Our Frankie posits that the Habs have, in the local argot, two measures for two identical weights in their evaluations of Andrei Kostitsyn and Guillaume Latendresse, who have comparable goal-scoring statistics in a comparable number of games (Kostitsyn has 53 in 200, Tender has 48 in 223).
Now, the French Immersion braintrust happened to be around for the spirited discussion that led to this - with RDS's junior hockey maven Stephane Leroux - and it's an interesting question that even our feeble minds have considered.
It flows from the strongly-held belief among some quarters of the Montreal media that Quebec-born players aren't getting a fair shake with the Habs.
That's not a point that's made explicitly in Gagnon's story, and he raises an important question: why is Kostitsyn, who has looked like a canine on skates for the better part of 14 months, getting loadsa power-play time and first and second-line time while Latendresse invariably finds himself moved onto a unit with the grinders after a one or two-game audition with the scorers?
Some will say skill level - Kostitsyn is unmistakably a better skater and a more inventive puck-handler, his wrist shot is the best on the team (it's slightly harder than Carey Price's, who, rather weirdly, can absolutely wire the puck. Honest. We've seen it.)
But Latendresse has better hands overall, a more accurate slapshot, better awareness and can be a monster in the corners. He also goes to the front of the net, which Kostitsyn rarely does. Neither is especially consistent, but Latendresse's effort level is dependably higher and he lays the body more.
So here's our two cents' worth.
It's not so much a bias against French-speaking or QMJHL-trained players or one in favour of swifter skaters or potential goal scorers.
Nope, we reckon it's a hierarchy of hockey thing: Kostitsyn is a first-round pick, Latendresse is a second-rounder, the financial commitment in the Belarusian is thus heftier.
And number one picks automatically have more rope - as the Carey haters often point out.
Our experts have crunched the numbers, evaluated the psychology, and read the entrails of a sacrificial chicken (mmmm, Romados grilled chicken), and they arrived at the following conclusion: what if it were also partly a question of the Habs refusing to admit they may have gotten it wrong drafting Kostitsyn 10th overall in 2004, preferring him to, among others: Ryan Getzlaf, Mike Richards, Jeff Carter, Zach Parise, and Brent Seabrook. How good would one of those guys look in the Sainte Flanelle right about now? Not that it's particularly useful to look at drafts in this way, it's always a crapshoot, people.
Then there's the small matter, given the way hockey people think, of the fear that if Kostitsyn were shipped out he would immediately score 40 goals for his new team. Which is probably what would happen.
We also think that Kostitsyn's hockey tools are seductive to coaches, who all seem to believe they can tease out his best on a nightly basis.
To this point, four have failed.
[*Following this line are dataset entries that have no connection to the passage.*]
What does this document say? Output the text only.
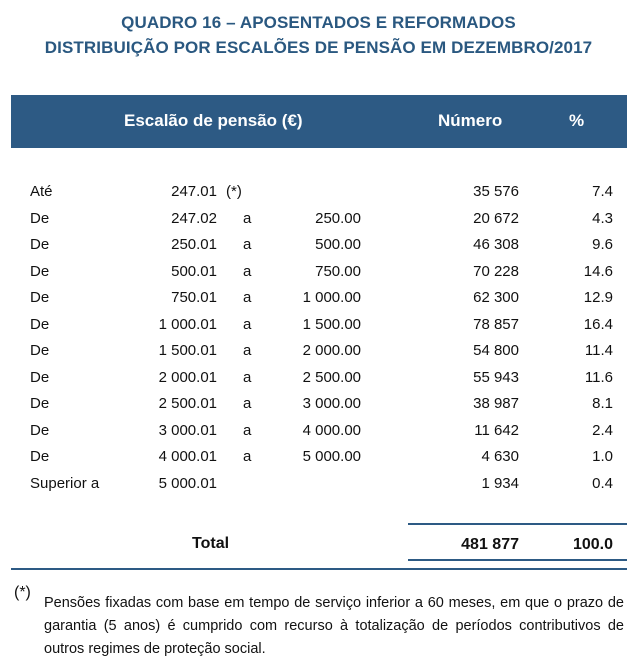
QUADRO 16 – APOSENTADOS E REFORMADOS
DISTRIBUIÇÃO POR ESCALÕES DE PENSÃO EM DEZEMBRO/2017
Escalão de pensão (€)	Número	%
Até	247.01 (*)	35 576	7.4
De	247.02 a	250.00	20 672	4.3
De	250.01 a	500.00	46 308	9.6
De	500.01 a	750.00	70 228	14.6
De	750.01 a	1 000.00	62 300	12.9
De	1 000.01 a	1 500.00	78 857	16.4
De	1 500.01 a	2 000.00	54 800	11.4
De	2 000.01 a	2 500.00	55 943	11.6
De	2 500.01 a	3 000.00	38 987	8.1
De	3 000.01 a	4 000.00	11 642	2.4
De	4 000.01 a	5 000.00	4 630	1.0
Superior a	5 000.01	1 934	0.4
Total	481 877	100.0
(*)
Pensões fixadas com base em tempo de serviço inferior a 60 meses, em que o prazo de garantia (5 anos) é cumprido com recurso à totalização de períodos contributivos de outros regimes de proteção social.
And while we have faith in Jacques Martin's teaching ability, Kostitsyn may be beyond his ken - he's now been on the fourth line for long swaths of two games.
And maybe Latendresse's issue is that he's too nice (and he is, genuinely, a lovely guy) and not bloody-minded enough to play the role asked of him. Or maybe his skating really is a problem.
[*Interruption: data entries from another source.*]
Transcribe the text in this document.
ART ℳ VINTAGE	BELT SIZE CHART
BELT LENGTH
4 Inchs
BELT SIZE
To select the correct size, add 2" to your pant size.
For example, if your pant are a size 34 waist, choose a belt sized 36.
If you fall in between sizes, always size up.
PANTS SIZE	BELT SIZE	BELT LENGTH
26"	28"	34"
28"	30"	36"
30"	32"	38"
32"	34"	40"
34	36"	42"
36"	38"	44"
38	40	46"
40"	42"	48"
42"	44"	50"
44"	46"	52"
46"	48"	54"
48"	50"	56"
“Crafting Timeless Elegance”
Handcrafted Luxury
The beauty of pop psychology is that it's always wrong, unless you're the one practising it, as we have done rather unconvincingly for years.
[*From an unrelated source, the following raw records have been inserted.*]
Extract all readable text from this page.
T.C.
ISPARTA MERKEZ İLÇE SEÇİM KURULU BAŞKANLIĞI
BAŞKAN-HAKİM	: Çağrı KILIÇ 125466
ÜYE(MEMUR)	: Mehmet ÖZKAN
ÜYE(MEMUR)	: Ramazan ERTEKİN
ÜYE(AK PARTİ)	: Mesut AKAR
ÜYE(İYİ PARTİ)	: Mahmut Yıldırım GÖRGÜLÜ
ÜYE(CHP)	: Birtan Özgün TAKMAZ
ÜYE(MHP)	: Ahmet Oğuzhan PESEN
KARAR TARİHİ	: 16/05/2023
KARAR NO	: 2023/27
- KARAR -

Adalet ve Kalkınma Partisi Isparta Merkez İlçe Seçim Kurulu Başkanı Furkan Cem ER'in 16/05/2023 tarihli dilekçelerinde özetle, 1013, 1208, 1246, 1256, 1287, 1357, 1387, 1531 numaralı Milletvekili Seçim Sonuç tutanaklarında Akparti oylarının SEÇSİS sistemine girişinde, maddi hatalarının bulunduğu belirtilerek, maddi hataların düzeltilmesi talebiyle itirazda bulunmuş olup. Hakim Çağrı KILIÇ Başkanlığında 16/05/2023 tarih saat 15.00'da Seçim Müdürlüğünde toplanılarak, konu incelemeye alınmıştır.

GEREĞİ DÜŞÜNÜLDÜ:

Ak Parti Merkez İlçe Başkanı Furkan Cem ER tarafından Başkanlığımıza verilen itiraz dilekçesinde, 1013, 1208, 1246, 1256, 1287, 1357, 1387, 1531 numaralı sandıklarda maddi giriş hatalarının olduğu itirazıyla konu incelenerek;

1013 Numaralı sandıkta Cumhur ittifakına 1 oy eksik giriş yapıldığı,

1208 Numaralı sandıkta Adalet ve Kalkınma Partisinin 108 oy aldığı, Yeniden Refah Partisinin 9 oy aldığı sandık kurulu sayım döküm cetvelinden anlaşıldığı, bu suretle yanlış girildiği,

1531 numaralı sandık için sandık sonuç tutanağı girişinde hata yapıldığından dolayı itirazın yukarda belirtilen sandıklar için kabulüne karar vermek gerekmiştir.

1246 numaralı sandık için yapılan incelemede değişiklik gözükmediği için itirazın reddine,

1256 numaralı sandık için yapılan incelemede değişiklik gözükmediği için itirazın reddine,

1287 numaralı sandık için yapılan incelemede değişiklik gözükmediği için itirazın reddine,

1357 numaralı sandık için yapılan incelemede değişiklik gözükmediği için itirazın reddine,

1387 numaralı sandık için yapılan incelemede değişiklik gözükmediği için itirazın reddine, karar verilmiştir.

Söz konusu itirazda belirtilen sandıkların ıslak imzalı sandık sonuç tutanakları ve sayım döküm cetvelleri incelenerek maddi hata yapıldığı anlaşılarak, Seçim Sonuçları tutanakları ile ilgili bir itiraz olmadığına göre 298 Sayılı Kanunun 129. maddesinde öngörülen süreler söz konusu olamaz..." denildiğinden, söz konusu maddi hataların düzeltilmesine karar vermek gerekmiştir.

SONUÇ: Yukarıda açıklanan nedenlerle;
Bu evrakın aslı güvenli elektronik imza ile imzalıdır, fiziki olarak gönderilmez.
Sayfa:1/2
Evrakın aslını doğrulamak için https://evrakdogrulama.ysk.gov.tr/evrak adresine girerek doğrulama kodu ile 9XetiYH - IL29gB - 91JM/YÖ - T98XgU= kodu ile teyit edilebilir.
Either way, one of these two guys is going to have to start producing and establish themselves as a top-six forward if the Habs ever want to win a regulation game again.
We close with a cheery thought for all you Habs fans: they are now 7-7-0 after Saturday's needless cliffhanger against the last-place Leaves.
That means for them to equal last year's 93 point total and squeak into the playoffs, they need 79 points from 68 games (35-24-9 ought to do it) - hint to anyone who thinks those mythical four straight wins in February last year saved the season: it was the 11-3-2 start that saved the season.
So. Think they can make it? Without Markov? It'll be tight, but we say yes.
(Oh, and contrary to Mondays past, we won't be talking about the weekend's CIS games in Quebec, the glorious McGill Redmen definitively having been eliminated from post-season contention after a narrow 50-0 loss to Laval. Black armbands all round.)